Glutathione

Glutathione (GSH) is a tripeptide composed of glutamate, cysteine, and glycine, linked by an unusual gamma peptide bond between the gamma-carboxyl group of glutamate and the amino group of cysteine. It is the most abundant non-protein thiol in mammalian cells, with intracellular concentrations ranging from 1-10 mM. Present in virtually every cell in the body, it functions as the principal intracellular antioxidant and plays critical roles in detoxification, immune function, and cellular homeostasis.

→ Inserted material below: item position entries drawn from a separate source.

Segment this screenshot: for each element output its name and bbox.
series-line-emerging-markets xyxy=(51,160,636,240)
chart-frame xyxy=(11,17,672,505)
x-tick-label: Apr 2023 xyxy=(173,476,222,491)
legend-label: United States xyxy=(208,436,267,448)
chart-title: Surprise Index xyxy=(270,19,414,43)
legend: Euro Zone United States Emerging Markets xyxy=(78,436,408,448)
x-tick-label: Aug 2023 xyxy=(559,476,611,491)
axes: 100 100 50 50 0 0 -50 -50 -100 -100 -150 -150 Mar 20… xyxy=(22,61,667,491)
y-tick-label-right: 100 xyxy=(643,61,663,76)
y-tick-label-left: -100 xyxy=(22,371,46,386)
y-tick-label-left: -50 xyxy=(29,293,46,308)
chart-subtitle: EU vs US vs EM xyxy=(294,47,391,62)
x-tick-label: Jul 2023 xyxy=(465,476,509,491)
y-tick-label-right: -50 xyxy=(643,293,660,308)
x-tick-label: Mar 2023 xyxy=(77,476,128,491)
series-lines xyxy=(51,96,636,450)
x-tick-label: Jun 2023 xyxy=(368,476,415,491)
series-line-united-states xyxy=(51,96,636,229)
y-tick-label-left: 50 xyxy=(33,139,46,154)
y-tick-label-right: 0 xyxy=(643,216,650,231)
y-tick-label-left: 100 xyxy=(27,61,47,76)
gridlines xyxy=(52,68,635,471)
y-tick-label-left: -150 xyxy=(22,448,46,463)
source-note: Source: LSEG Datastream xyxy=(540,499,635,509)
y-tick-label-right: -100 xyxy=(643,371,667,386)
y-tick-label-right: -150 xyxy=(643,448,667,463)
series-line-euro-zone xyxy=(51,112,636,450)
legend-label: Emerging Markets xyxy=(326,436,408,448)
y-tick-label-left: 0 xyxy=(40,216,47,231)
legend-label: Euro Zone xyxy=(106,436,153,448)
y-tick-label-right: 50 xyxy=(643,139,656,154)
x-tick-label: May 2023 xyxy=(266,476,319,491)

Unlike most peptides discussed in research databases, glutathione is an endogenous compound with well-established biochemistry. Its clinical relevance stems from the observation that glutathione levels decline with age and are depleted in numerous disease states including HIV/AIDS, liver disease, neurodegenerative disorders, and pulmonary conditions. Exogenous supplementation strategies — including direct administration, precursor supplementation (NAC), and liposomal delivery — are areas of active clinical investigation.

Glutathione functions through its free sulfhydryl group on the cysteine residue, which serves as an electron donor for reduction reactions. In its primary antioxidant role, glutathione peroxidase uses GSH to reduce hydrogen peroxide and lipid hydroperoxides, generating oxidized glutathione (GSSG) in the process. GSSG is recycled back to GSH by glutathione reductase using NADPH, maintaining the cellular GSH:GSSG ratio above 100:1 under normal conditions. A declining ratio is a reliable marker of oxidative stress.

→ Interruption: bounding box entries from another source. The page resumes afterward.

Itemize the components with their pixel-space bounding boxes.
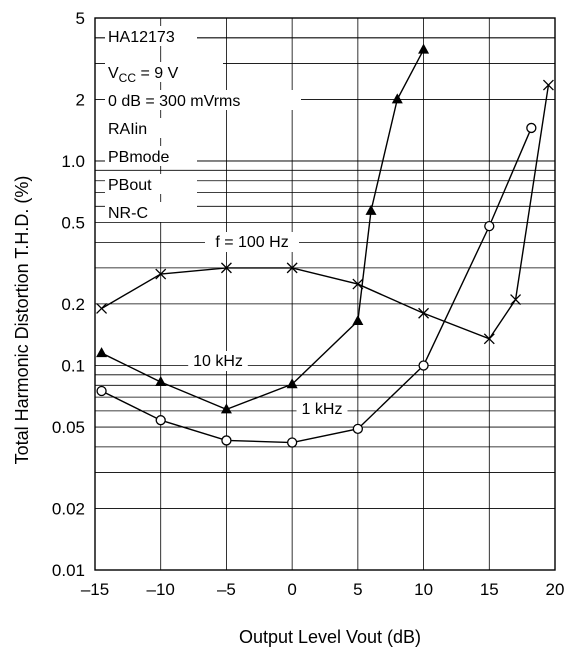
series-1: 10 kHz	[96, 43, 430, 414]
x-tick-label: 5	[353, 580, 362, 599]
series-label: 1 kHz	[302, 401, 343, 418]
annotation-bg	[105, 62, 223, 82]
data-point-x-marker	[418, 307, 430, 319]
data-point-triangle	[286, 378, 298, 389]
data-point-x-marker	[96, 303, 108, 314]
x-tick-label: –10	[147, 580, 175, 599]
series-label-bg	[188, 351, 248, 371]
y-axis-label: Total Harmonic Distortion T.H.D. (%)	[12, 176, 32, 465]
series-0: f = 100 Hz	[96, 79, 554, 345]
series-label: f = 100 Hz	[215, 234, 288, 251]
y-tick-label: 0.01	[52, 561, 85, 580]
series-label-bg	[205, 232, 299, 252]
tick-labels: –15 –10 –5 0 5 10 15 20 0.01 0.02 0.05 0.1 0.2 0.5 1.0…	[52, 9, 565, 599]
data-point-triangle	[352, 314, 364, 325]
annotation-bg	[105, 202, 197, 222]
y-tick-label: 0.02	[52, 499, 85, 518]
data-series: f = 100 Hz 10 kHz 1 kHz	[96, 43, 554, 448]
y-tick-label: 0.05	[52, 418, 85, 437]
data-point-circle	[155, 415, 166, 426]
annotation-text: 0 dB = 300 mVrms	[108, 93, 240, 110]
marker-stroke	[483, 333, 495, 345]
data-point-x-marker	[510, 294, 522, 306]
y-tick-label: 2	[76, 90, 85, 109]
data-point-x-marker	[286, 262, 298, 274]
data-point-triangle	[365, 204, 377, 215]
data-point-circle	[221, 435, 232, 446]
y-tick-label: 1.0	[61, 152, 85, 171]
annotation-bg	[105, 146, 197, 166]
annotation-bg	[105, 90, 301, 110]
data-point-circle	[484, 220, 495, 232]
annotation-bg	[105, 26, 197, 46]
marker-stroke	[542, 79, 554, 91]
annotation-text: RAIin	[108, 121, 147, 138]
x-tick-label: 20	[546, 580, 565, 599]
plot-frame	[94, 17, 556, 571]
data-point-circle	[352, 423, 364, 434]
data-point-x-marker	[542, 79, 554, 91]
marker-stroke	[352, 278, 364, 290]
data-point-x-marker	[483, 333, 495, 345]
data-point-triangle	[391, 93, 403, 104]
data-point-triangle	[220, 403, 232, 414]
data-point-x-marker	[155, 268, 167, 280]
data-point-circle	[418, 360, 429, 371]
x-axis-label: Output Level Vout (dB)	[239, 627, 421, 647]
marker-stroke	[220, 262, 232, 274]
marker-stroke	[510, 294, 522, 306]
data-point-circle	[286, 437, 298, 448]
series-label-bg	[296, 399, 348, 419]
marker-stroke	[155, 268, 167, 280]
plot-border	[94, 17, 556, 571]
annotation-text: PBout	[108, 177, 152, 194]
data-point-circle	[526, 122, 537, 134]
annotation-text: HA12173	[108, 29, 175, 46]
x-tick-label: 15	[480, 580, 499, 599]
annotation-text: NR-C	[108, 205, 148, 222]
x-tick-label: –15	[81, 580, 109, 599]
annotation-block: HA12173 VCC = 9 V 0 dB = 300 mVrms RAIin PBm…	[105, 26, 301, 222]
data-point-triangle	[96, 347, 108, 358]
series-line	[101, 49, 425, 411]
marker-stroke	[96, 303, 108, 314]
annotation-bg	[105, 118, 197, 138]
x-tick-label: 0	[287, 580, 296, 599]
annotation-text: PBmode	[108, 149, 169, 166]
y-tick-label: 0.1	[61, 356, 85, 375]
y-tick-label: 5	[76, 9, 85, 28]
series-label: 10 kHz	[193, 353, 243, 370]
series-line	[101, 127, 532, 444]
data-point-triangle	[418, 43, 430, 54]
data-point-circle	[96, 385, 107, 397]
marker-stroke	[286, 262, 298, 274]
series-2: 1 kHz	[96, 122, 537, 448]
x-tick-label: 10	[414, 580, 433, 599]
marker-stroke	[418, 307, 430, 319]
annotation-bg	[105, 174, 197, 194]
data-point-x-marker	[220, 262, 232, 274]
y-tick-label: 0.5	[61, 214, 85, 233]
x-tick-label: –5	[217, 580, 236, 599]
data-point-triangle	[155, 376, 167, 387]
annotation-text: VCC = 9 V	[108, 65, 179, 85]
y-tick-label: 0.2	[61, 295, 85, 314]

Beyond direct antioxidant activity, glutathione is essential for Phase II detoxification. Glutathione S-transferases conjugate GSH to electrophilic xenobiotics and endogenous toxins, rendering them water-soluble for excretion. The peptide also serves as a cysteine reservoir, participates in leukotriene and prostaglandin synthesis, and is required for proper T-cell proliferation and NK cell cytotoxicity. Immune cells are particularly sensitive to glutathione depletion — even modest reductions impair lymphocyte function and shift cytokine balance from Th1 (cell-mediated) toward Th2 (humoral) immunity.